General solution of $\ddot x-3\dot x+2x=e^t\sin(t)$ I want to find a general solution of $$\ddot x-3\dot x+2x=e^t\sin(t)$$ At first, I looked at the differential equation $$\ddot x-3\dot x+2x=e^{(1+i)t}$$ whose imaginary part should be my desired solution. For the complex problem I found a special solution $$\varphi(t)=\left(-\frac{1}{2}+\frac{i}{2}\right)e^{(1+i)t}$$ 
Now, the characteristic polynomial $P(D)=D^2-3D+2$ of this differential equation has roots $\lambda_1=1$ and $\lambda_2=2$ so the fundamental system of solutions should be $$\left\{e^t,e^{2t}\right\}$$ Therefore, the general solution to the complex problem is $$\Phi(t)=\left(-\frac{1}{2}+\frac{i}{2}\right)e^{(1+i)t}+C_1e^t+C_2e^{2t}$$ where $C_1,C_2\in\mathbb C$ and I obtain the general solution of my original problem by $$\Psi(t)=\Im(\Phi(t))=\frac{e^t}{2}(\cos(t)-\sin(t))$$
and I don't think this can be right since there are no constants anywhere. Is there an error in my thoughts? And if so, where is it?
 A: $$
e^{it} = \cos(t)+i\sin(t)
$$
$$
(1+i)(\ddot x-3\dot x+2x)=e^t e^{it}\Rightarrow \ddot x-3\dot x+2x = \left(\frac{1-i}{2}\right)e^{t(i+1)}
$$
The solution for the homogeneous equation or $\ddot x_h-3\dot x_h+2x_h = 0$ is
$$
x_h = C_1 e^t+C_2 e^{2t}
$$
and a particular solution is
$$
x_p = \frac{e^t}{2}\left(\cos(t)-\sin(t)\right)
$$
and then
$$
x = x_h + x_p = C_1 e^t+C_2 e^{2t}+\frac{e^t}{2}\left(\cos(t)-\sin(t)\right)
$$
A: For a particular solution, try using $y=A e^t\sin t + B e^t \cos t $ and find the real numbers $A$ and $B$. Note that you get two equations in $A$ and $B$.
Suppose you found them.
Hence, the general solution  is 
$$ x(t) = C_1 e^t + C_2 e^{2t} + A e^t\sin t + B e^t \cos t $$, where $C_1,C_2$ are arbitrary constants and $A$,B$ are known numbers.
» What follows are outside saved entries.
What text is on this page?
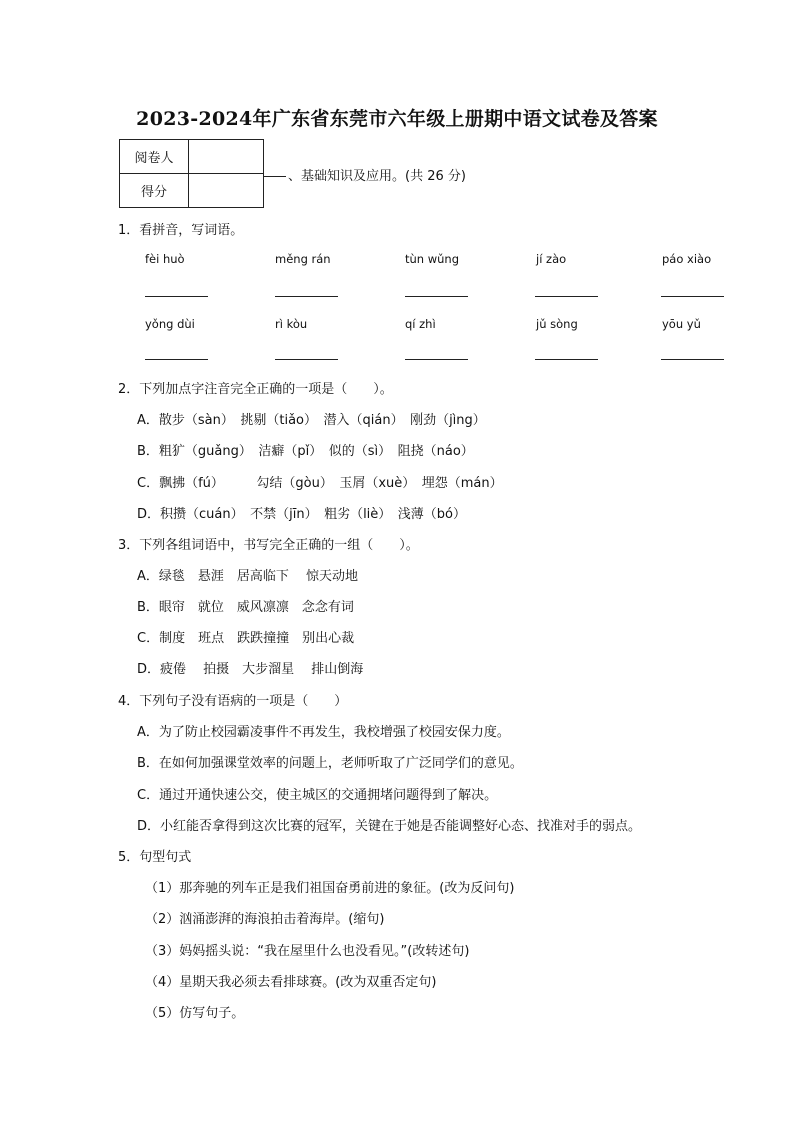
2023-2024年广东省东莞市六年级上册期中语文试卷及答案
阅卷人	
得分	
、基础知识及应用。(共 26 分)
1．看拼音，写词语。
fèi huò	měng rán	tùn wǔng	jí zào	páo xiào
yǒng dùi	rì kòu	qí zhì	jǔ sòng	yōu yǔ
2．下列加点字注音完全正确的一项是（　　）。
A．散步（sàn）　挑剔（tiǎo）　潜入（qián）　刚劲（jìng）
B．粗犷（guǎng）　洁癖（pǐ）　似的（sì）　阻挠（náo）
C．飘拂（fú）　　　勾结（gòu）　玉屑（xuè）　埋怨（mán）
D．积攒（cuán）　不禁（jīn）　粗劣（liè）　浅薄（bó）
3．下列各组词语中，书写完全正确的一组（　　）。
A．绿毯　悬涯　居高临下　 惊天动地
B．眼帘　就位　威风凛凛　念念有词
C．制度　班点　跌跌撞撞　别出心裁
D．疲倦　 拍摄　大步溜星　 排山倒海
4．下列句子没有语病的一项是（　　）
A．为了防止校园霸凌事件不再发生，我校增强了校园安保力度。
B．在如何加强课堂效率的问题上，老师听取了广泛同学们的意见。
C．通过开通快速公交，使主城区的交通拥堵问题得到了解决。
D．小红能否拿得到这次比赛的冠军，关键在于她是否能调整好心态、找准对手的弱点。
5．句型句式
（1）那奔驰的列车正是我们祖国奋勇前进的象征。(改为反问句)
（2）汹涌澎湃的海浪拍击着海岸。(缩句)
（3）妈妈摇头说：“我在屋里什么也没看见。”(改转述句)
（4）星期天我必须去看排球赛。(改为双重否定句)
（5）仿写句子。
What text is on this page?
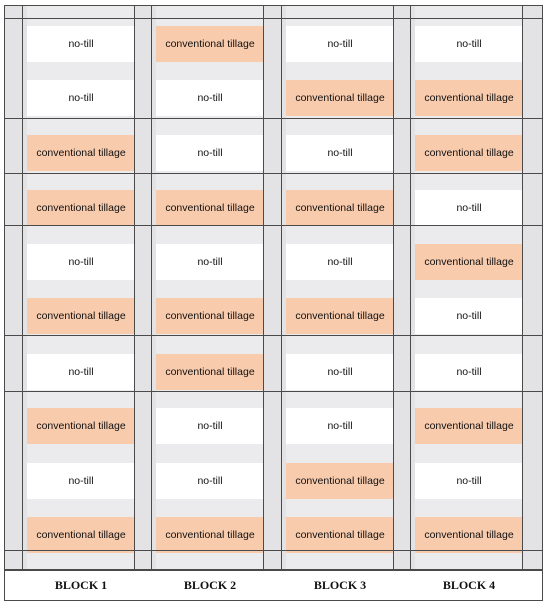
no-till	conventional tillage	no-till	no-till
no-till	no-till	conventional tillage	conventional tillage
conventional tillage	no-till	no-till	conventional tillage
conventional tillage	conventional tillage	conventional tillage	no-till
no-till	no-till	no-till	conventional tillage
conventional tillage	conventional tillage	conventional tillage	no-till
no-till	conventional tillage	no-till	no-till
conventional tillage	no-till	no-till	conventional tillage
no-till	no-till	conventional tillage	no-till
conventional tillage	conventional tillage	conventional tillage	conventional tillage
BLOCK 1	BLOCK 2	BLOCK 3	BLOCK 4
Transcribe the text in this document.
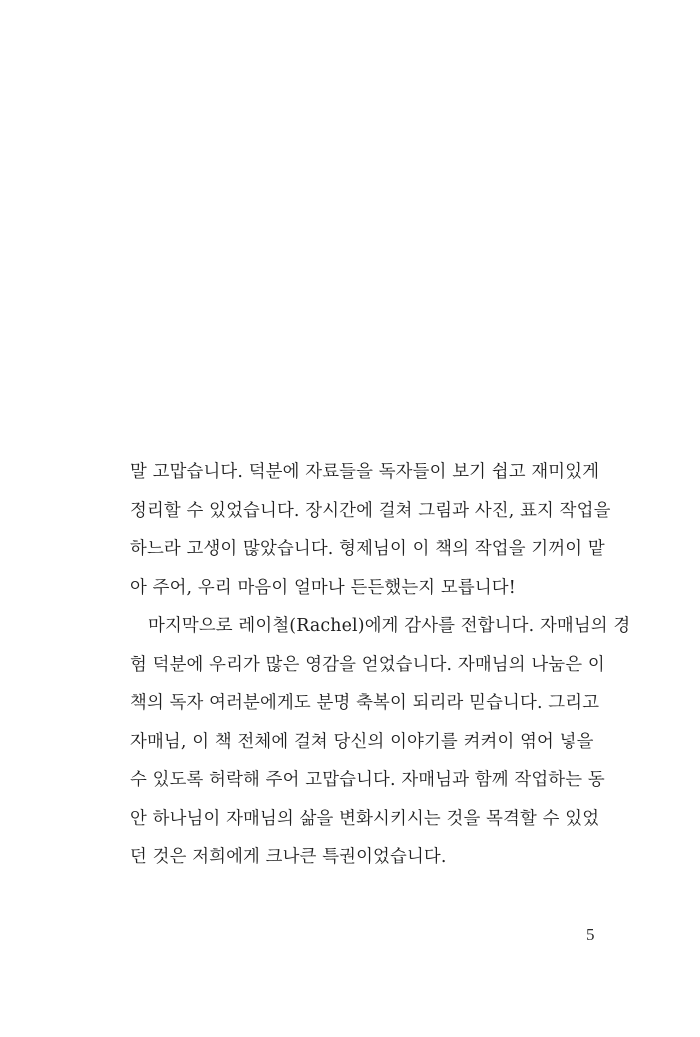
말 고맙습니다. 덕분에 자료들을 독자들이 보기 쉽고 재미있게
정리할 수 있었습니다. 장시간에 걸쳐 그림과 사진, 표지 작업을
하느라 고생이 많았습니다. 형제님이 이 책의 작업을 기꺼이 맡
아 주어, 우리 마음이 얼마나 든든했는지 모릅니다!
마지막으로 레이철(Rachel)에게 감사를 전합니다. 자매님의 경
험 덕분에 우리가 많은 영감을 얻었습니다. 자매님의 나눔은 이
책의 독자 여러분에게도 분명 축복이 되리라 믿습니다. 그리고
자매님, 이 책 전체에 걸쳐 당신의 이야기를 켜켜이 엮어 넣을
수 있도록 허락해 주어 고맙습니다. 자매님과 함께 작업하는 동
안 하나님이 자매님의 삶을 변화시키시는 것을 목격할 수 있었
던 것은 저희에게 크나큰 특권이었습니다.
5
A: $$\ddot x-3\dot x+2x=e^t\sin(t)$$
Another solution
$$\ddot x-2\dot x- \dot x+2x=e^t\sin(t)$$
$$(\ddot x-2\dot x)-( \dot x-2x)=e^t\sin(t)$$
$$z'-z=e^t\sin(t)$$
$$z'e^{-t}-ze^{-t}=\sin(t)$$
Substitute $z=x'-2x$
$$(ze^{-t})'=\sin(t)$$
$$ze^{-t}=-\cos(t)+K$$
$$(x'-2x)e^{-t}=-\cos(t)+K$$
$$(xe^{-2t})'=-\cos(t)e^{-t}+Ke^{-t}$$
$$xe^{-2t}=-\int \cos(t)e^{-t}dt+Ke^{-t}+C$$
$$x(t)=-e^{2t}\int \cos(t)e^{-t}dt+Ke^{t}+Ce^{2t}$$
Therefore
$$\boxed{x(t)=\frac 12e^{t}(\cos(t)-\sin(t))+Ke^{t}+Ce^{2t}}$$